November 21, 2019 at 9:45 am #323907BrandyParticipantHi Jim,
I’ve been thinking about your situation.
She understands why you ended it. Your “I have a hard time keeping up with the constant communication all day long and enjoy some independent time, as sometimes that type of treatment can feel overwhelming to me” translated to her as “a relationship with a former bi-polar addict who’s a victim of domestic abuse and has poor relationships with family members isn’t exactly what I’m looking for.” So the risk she took by telling you her history failed. She’s hurt, feels judged, and this isn’t the first time this has happened to her. So she wants to move on, wants to find someone who is more accepting of her.
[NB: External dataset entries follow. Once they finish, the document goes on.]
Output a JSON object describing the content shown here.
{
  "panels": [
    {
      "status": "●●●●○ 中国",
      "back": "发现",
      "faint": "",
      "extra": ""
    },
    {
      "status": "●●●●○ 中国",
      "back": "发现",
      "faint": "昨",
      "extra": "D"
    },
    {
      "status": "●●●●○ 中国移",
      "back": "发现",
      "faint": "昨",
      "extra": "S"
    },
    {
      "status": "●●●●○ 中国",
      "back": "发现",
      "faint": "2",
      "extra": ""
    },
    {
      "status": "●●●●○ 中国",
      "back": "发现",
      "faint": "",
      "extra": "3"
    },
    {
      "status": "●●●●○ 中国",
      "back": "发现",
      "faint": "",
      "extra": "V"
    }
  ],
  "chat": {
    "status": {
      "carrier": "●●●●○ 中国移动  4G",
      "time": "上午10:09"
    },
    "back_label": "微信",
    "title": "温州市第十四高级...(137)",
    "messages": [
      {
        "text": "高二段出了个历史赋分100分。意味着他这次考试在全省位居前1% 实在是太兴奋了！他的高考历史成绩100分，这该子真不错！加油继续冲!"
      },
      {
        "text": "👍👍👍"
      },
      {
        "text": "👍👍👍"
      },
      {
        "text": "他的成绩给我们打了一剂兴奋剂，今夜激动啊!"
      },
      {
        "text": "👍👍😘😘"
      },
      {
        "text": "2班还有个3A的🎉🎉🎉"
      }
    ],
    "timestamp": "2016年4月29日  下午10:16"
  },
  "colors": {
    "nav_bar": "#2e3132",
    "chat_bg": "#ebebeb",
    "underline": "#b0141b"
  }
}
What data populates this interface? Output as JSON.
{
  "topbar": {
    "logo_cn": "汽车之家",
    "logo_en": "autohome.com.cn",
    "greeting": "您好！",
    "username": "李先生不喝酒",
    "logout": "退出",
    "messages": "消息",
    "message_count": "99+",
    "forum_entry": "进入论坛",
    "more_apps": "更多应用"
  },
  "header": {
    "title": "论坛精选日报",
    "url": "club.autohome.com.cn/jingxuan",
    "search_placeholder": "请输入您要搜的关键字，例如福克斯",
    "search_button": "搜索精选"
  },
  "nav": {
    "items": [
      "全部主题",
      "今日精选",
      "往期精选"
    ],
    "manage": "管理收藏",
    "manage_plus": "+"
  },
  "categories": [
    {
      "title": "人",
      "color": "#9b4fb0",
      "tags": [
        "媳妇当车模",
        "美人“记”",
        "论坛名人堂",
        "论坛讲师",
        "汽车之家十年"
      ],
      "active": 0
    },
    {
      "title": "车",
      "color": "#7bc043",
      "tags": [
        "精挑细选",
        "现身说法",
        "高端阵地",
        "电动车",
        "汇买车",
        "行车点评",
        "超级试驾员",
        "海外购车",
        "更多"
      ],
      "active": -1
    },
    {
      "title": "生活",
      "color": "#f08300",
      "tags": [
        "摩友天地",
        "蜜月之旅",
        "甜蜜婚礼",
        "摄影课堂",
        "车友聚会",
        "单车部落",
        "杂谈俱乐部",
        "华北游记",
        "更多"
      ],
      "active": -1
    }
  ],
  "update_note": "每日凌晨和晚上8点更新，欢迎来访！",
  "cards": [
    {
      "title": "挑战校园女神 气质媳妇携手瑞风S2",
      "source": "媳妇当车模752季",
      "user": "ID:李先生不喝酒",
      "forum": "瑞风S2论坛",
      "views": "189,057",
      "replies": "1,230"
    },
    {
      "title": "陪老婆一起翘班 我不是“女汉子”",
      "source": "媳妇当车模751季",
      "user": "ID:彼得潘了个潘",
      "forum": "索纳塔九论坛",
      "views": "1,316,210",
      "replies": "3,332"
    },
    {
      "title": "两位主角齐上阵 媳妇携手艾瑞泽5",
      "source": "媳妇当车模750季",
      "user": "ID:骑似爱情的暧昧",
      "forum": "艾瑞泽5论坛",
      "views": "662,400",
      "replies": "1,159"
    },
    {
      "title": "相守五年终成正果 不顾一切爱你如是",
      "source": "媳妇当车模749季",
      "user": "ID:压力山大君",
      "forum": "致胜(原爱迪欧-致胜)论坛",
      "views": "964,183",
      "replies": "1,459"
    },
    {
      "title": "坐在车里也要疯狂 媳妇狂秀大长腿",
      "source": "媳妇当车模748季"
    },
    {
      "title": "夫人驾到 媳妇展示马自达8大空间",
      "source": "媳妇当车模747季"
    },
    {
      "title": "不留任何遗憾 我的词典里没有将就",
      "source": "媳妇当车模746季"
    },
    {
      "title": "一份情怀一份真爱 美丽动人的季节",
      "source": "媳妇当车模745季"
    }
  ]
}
At age 33, you’re ready to settle down and start a family. You’re done wasting time with women you don’t see as wife material — that’s why you ended things with her. But you’re lonely. You miss the connection you had with her, how she made you feel, so you’ve decided you’ve made a big mistake and want her to forgive you for hurting and judging her, give you a second chance. You want to resume the relationship.
Do you now see her as potential wife material?